Seems like bjoern is single threaded. How do we launch multiple parallel detect requests? I noticed your PR removes the process= argument. What happens if we get, say, 5-6 parallel detect requests and each one takes around 40 seconds to resolve?

That is a very good question. I may have to throw together a simple server that just stalls for a while to test that, cause now you've got me wondering. That benchmark page shows it handling WAY more requests/second than any other option, but that's probably requests that return pretty much instantly. It may not be as good an option for the longer-running request case if you want to be able to parallelize operations. Hmmm.....

ibrewster commented 4 years ago

Ok, I just did a test with a setup that basically just stalled for 40 seconds when called. I then opened three browser windows and called the script in quick succession in each of them. As feared, it only executed one at a time, meaning that the third window didn't even start executing until about 80 seconds in. There were no errors, but it was completely sequential So, yeah, in retrospect, perhaps gunicorn (or one of the other WSGI servers) that are multi-threaded would be a better option.

That said, the flask run configuration you currently have in your mlapi.py file (if I read things correctly) is:

app.run(host='0.0.0.0', port=g.config['port'], threaded=False, processes=g.config['processes'])

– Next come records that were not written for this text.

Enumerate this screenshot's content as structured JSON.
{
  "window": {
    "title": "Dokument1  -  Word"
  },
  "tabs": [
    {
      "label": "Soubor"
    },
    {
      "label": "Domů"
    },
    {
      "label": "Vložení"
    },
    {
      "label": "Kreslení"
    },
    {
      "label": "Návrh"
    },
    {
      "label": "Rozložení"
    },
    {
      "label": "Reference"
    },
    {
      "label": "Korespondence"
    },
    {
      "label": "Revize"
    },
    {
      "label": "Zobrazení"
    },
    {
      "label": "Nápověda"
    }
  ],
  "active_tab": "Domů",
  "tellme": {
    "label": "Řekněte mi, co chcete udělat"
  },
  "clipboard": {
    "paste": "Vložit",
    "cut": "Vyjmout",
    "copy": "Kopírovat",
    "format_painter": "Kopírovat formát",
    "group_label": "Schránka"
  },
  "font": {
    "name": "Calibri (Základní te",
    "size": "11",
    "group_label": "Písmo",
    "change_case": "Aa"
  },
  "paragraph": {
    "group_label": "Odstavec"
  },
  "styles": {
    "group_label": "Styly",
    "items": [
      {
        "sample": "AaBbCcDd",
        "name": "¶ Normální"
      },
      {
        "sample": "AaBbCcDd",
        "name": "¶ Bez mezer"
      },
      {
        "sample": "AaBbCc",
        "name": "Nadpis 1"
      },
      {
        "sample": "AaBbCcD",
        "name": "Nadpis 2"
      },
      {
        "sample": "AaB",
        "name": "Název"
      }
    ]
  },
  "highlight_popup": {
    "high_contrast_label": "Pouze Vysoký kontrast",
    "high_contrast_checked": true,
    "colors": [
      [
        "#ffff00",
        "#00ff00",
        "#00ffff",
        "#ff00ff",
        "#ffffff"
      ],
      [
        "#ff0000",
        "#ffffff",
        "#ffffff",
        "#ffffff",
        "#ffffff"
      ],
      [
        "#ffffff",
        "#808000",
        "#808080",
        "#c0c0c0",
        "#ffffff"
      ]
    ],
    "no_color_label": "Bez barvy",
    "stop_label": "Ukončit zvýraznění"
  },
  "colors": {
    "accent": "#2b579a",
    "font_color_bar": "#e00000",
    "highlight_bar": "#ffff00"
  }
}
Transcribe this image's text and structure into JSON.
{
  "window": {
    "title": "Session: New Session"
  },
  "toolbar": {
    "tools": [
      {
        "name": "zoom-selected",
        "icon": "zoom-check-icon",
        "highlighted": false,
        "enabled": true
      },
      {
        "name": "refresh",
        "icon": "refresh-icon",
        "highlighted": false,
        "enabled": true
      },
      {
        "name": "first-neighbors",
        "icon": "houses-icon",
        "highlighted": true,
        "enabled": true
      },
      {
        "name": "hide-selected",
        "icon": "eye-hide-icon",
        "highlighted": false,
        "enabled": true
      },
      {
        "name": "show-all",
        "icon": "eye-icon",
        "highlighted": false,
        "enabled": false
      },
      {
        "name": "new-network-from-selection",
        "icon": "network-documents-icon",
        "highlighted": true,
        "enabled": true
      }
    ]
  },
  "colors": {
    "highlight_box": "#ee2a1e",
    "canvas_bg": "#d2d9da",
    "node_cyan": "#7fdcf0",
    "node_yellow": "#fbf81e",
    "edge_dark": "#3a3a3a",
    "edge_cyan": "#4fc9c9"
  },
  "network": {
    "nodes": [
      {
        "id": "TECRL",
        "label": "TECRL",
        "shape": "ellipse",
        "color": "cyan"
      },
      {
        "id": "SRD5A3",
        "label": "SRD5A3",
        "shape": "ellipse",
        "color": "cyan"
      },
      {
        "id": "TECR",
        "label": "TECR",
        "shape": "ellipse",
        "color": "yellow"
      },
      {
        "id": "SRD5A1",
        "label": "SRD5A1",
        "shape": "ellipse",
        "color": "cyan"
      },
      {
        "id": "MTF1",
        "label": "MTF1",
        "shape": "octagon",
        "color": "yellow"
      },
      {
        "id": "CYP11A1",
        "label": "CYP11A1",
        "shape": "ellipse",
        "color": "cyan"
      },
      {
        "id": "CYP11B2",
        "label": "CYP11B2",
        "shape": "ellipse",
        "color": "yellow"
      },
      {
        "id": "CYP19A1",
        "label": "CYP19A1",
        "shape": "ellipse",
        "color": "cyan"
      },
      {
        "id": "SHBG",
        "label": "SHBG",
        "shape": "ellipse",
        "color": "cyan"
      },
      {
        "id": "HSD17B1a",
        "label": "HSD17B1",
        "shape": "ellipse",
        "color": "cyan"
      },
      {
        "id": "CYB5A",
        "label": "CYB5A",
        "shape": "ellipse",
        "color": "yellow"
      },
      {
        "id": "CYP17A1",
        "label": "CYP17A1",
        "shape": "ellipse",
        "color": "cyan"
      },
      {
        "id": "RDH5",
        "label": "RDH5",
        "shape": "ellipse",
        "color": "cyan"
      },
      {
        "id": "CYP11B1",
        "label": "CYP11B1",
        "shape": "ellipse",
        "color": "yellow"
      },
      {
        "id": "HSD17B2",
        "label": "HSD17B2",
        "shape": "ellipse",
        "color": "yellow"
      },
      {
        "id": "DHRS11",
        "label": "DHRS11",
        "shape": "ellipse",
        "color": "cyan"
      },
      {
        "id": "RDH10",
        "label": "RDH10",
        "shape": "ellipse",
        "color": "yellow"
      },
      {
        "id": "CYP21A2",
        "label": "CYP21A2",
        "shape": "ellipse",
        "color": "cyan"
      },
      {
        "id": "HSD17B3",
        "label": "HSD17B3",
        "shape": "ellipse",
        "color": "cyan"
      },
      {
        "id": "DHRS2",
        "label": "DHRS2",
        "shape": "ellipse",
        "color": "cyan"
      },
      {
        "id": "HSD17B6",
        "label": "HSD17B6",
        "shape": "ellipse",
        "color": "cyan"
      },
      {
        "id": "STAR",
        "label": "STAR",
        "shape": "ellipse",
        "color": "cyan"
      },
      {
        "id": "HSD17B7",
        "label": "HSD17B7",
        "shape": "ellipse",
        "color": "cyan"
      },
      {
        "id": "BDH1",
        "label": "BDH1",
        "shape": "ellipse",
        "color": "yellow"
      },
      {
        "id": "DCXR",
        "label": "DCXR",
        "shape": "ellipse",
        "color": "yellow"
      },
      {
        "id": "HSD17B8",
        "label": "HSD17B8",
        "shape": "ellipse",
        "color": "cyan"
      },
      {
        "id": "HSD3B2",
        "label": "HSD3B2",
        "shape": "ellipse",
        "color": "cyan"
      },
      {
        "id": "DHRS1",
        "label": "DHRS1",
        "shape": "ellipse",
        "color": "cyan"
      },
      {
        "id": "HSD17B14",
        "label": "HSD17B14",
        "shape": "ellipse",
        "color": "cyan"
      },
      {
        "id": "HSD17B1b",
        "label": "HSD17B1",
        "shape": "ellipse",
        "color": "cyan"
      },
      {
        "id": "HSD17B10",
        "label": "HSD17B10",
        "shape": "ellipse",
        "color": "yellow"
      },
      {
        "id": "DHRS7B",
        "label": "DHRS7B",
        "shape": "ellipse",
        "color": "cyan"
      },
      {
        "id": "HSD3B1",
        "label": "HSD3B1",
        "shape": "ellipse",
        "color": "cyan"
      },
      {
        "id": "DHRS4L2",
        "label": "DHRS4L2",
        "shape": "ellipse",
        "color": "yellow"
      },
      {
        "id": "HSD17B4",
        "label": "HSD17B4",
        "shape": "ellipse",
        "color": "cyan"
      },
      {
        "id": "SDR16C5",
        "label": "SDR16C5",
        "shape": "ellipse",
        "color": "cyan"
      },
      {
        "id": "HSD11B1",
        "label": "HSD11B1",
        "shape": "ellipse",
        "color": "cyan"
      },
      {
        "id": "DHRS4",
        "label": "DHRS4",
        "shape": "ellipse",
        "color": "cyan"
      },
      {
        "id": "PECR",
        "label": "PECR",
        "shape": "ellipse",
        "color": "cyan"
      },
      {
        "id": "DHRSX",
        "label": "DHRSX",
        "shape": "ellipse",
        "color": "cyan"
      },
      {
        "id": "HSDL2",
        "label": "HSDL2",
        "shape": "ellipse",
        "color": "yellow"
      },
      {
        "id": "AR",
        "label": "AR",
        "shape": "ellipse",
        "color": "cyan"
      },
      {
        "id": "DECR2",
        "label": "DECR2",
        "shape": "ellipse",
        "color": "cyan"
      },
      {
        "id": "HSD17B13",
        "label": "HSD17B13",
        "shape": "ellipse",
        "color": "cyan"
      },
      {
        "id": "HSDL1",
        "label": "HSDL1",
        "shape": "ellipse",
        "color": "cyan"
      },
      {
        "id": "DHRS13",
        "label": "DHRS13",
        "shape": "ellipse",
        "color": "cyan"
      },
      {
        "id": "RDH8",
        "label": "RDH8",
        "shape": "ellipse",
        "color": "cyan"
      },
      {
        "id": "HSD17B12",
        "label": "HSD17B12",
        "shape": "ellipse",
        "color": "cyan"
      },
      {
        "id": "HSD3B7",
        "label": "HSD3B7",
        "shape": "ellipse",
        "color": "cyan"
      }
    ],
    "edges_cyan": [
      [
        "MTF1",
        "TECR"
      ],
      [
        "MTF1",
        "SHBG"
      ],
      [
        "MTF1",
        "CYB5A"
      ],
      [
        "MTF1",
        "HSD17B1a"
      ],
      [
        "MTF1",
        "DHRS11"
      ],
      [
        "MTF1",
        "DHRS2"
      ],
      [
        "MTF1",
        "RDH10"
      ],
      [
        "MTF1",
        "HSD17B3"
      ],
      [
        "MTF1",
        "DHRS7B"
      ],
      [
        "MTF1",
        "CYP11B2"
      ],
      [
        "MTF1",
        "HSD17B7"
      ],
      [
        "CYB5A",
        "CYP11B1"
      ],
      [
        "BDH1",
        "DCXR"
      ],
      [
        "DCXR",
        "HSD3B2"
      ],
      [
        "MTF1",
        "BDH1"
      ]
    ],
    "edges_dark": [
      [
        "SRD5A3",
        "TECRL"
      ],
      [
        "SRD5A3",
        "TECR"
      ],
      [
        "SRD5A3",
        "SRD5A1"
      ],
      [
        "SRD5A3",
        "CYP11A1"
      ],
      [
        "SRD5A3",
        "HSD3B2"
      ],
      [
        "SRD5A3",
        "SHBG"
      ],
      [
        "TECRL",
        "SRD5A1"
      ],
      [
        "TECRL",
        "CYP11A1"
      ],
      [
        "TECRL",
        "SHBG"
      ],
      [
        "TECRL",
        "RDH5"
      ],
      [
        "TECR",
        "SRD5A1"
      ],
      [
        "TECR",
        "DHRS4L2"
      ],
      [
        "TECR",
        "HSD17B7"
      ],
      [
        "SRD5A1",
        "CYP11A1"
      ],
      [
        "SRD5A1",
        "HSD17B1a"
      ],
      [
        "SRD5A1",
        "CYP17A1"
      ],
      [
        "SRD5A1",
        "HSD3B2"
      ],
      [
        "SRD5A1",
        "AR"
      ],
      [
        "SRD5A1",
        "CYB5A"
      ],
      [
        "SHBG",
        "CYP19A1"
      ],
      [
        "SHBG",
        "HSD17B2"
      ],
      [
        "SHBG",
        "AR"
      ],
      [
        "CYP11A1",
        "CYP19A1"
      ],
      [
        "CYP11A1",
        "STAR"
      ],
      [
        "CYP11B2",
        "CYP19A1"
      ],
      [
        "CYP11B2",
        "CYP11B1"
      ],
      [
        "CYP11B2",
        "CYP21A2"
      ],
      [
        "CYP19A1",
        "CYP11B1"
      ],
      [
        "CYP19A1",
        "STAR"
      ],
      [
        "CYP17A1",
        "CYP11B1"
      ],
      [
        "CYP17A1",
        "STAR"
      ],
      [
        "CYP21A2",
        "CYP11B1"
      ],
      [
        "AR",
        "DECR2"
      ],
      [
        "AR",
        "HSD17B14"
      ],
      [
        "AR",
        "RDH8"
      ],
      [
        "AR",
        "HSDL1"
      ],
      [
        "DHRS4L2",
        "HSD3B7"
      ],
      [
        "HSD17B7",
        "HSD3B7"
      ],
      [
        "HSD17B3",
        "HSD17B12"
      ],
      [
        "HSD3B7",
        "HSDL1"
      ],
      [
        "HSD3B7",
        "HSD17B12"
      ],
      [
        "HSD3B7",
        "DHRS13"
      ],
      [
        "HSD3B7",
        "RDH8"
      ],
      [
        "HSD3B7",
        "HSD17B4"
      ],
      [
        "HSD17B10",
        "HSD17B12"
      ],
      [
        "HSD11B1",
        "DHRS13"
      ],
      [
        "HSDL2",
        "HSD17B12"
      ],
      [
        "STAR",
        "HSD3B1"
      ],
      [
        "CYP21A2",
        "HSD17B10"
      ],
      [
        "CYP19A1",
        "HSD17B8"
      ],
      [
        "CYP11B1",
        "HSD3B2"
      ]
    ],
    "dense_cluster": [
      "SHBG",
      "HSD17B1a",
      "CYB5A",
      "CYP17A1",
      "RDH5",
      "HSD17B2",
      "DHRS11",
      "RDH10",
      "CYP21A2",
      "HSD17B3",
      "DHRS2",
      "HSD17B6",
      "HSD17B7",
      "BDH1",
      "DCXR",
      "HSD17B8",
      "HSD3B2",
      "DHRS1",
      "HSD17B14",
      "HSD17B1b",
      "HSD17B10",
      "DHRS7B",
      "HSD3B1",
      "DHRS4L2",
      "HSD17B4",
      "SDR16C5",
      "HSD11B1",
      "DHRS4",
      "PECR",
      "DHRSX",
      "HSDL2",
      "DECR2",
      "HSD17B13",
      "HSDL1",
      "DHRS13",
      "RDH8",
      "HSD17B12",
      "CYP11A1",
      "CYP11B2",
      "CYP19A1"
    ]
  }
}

Which, in the process=1 default configuration, results in the same behavior. Of course, there there is the option of increasing the process count, whereas bjoern does not provide the option. You can also turn on threaded, which also appears to allow parallel execution (at least of my test code, actual python code may be different thanks to the GIL)

So depending on how well your code can handle being multi-threaded or multi-processed, perhaps Bjoern isn't the best option. Sorry for the noise!

pliablepixels commented 3 years ago

I've manually integrated this option into my dev branch - thanks for the PR!